Officials with the B.C. government are investigating alleged logging at a registered archeological site near the Sunshine Coast community of Sechelt, believed to be an ancient shíshálh Nation burial site with about 200 cairns, or stone mounds.
Robert Joe, a former shíshálh Nation band councillor, and his partner discovered the logging last week during a visit to the site. Joe filed a complaint with the Ministry of Forests, Lands, and Natural Resource Operations on Thursday.
He occasionally visits the site on the east side of Sechelt Inlet to show summer camp students the burial mounds, and teach them about the nation’s culture and history, but Joe hadn’t paid a visit in about a year and a half.
Last Monday he and his partner went to do some reconnaissance, before bringing some Capilano University students to the site.
“Lo and behold when we got up there, everything was logged over and the skidder marks — the skidder machine — skidded over everything, cut down all the trees all the way around,” said Joe.
“It’s complete devastation, and somebody’s got to be responsible for this,” he said.
The area in question is private property adjacent to shíshálh Nation land around the Sechelt Indian Band Salmon Hatchery. Joe said he knew there were plans log there, but he understood there would be a buffer zone around the cairns.

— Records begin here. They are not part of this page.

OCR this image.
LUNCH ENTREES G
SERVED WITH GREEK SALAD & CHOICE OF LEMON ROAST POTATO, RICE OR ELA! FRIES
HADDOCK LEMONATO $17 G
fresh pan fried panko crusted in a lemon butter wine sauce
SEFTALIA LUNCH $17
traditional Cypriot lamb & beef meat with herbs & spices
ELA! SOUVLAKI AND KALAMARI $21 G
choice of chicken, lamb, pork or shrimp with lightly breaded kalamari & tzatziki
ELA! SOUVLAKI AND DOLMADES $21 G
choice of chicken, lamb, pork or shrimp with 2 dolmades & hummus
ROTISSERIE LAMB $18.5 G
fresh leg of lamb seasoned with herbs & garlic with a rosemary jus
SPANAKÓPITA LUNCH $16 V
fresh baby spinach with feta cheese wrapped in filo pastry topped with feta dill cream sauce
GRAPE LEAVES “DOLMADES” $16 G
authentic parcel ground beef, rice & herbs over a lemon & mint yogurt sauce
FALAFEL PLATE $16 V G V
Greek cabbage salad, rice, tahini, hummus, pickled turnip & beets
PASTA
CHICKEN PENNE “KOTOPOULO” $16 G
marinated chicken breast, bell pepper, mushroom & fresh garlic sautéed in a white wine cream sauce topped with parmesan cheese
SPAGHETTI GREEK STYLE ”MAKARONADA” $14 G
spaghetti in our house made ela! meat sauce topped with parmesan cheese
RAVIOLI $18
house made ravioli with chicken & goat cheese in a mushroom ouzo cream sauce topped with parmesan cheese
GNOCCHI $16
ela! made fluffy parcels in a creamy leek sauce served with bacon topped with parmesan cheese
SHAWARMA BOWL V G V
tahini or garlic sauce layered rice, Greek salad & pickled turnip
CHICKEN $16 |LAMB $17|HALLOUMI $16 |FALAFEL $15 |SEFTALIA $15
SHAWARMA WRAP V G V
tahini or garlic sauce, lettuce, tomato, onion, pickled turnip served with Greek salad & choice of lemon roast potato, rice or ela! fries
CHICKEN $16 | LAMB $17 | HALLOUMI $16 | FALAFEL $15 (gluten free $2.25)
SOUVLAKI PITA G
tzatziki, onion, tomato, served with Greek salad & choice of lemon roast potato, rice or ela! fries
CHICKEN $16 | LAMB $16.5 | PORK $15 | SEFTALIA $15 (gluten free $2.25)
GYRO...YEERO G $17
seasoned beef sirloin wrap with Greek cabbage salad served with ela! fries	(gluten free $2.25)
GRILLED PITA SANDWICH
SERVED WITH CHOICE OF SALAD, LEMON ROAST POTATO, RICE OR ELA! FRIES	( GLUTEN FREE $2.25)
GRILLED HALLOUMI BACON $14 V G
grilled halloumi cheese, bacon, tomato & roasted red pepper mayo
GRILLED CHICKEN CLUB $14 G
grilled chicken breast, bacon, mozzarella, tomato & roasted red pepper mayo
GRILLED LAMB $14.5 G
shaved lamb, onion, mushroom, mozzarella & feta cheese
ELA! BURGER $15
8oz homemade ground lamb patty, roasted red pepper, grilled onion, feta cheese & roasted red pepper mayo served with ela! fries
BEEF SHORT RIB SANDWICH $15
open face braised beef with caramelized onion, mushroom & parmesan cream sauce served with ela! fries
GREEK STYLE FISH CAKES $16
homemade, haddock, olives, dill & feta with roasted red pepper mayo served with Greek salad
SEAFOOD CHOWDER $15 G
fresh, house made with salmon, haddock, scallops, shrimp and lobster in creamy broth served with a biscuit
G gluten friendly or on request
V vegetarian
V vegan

Some of the little mounds of moss-covered stones could be easy to miss, but according to Joe, it’s a registered archeological site, DJRW-37, after exploration confirmed the burial site in 2015.
The 200 cairns in a roughly two-hectare area are about 2,000 years old, much older than the big cedar trees that have been cut down around them.
A spokesperson with the Ministry of Forests, Lands, and Natural Resource Operations did not confirm the logged area is in fact the registered archeological site, but he said the province is actively investigating the alleged incident.
“Archaeological sites in B.C. are protected by the Heritage Conservation Act (HCA), whether they are known or unknown, or located on private or Crown land,” said the spokesperson in a written statement. “Archaeological sites cannot be damaged or altered without a permit issued by the Archaeology Branch.”
Chief Henry Warren Paull with shíshálh Nation said he had heard about the alleged logging, but added that the Nation wouldn’t comment on the situation.
For Joe, the logged area has a profoundly spiritual significance — it gave him a feeling of belonging.
“It’s heartbreaking,” he said of the logging. “This is our history, and this is our culture.”
“It’s a complete desecration of a sacred site of our First Nation,” said Joe.
A discovery at another shíshálh burial site further up the inlet led to an exhibit at the Canadian Museum of History in 2017.
That site, believed to be about 4,000 years old, contained human remains along with hundreds of thousands of stone and shell disc beads.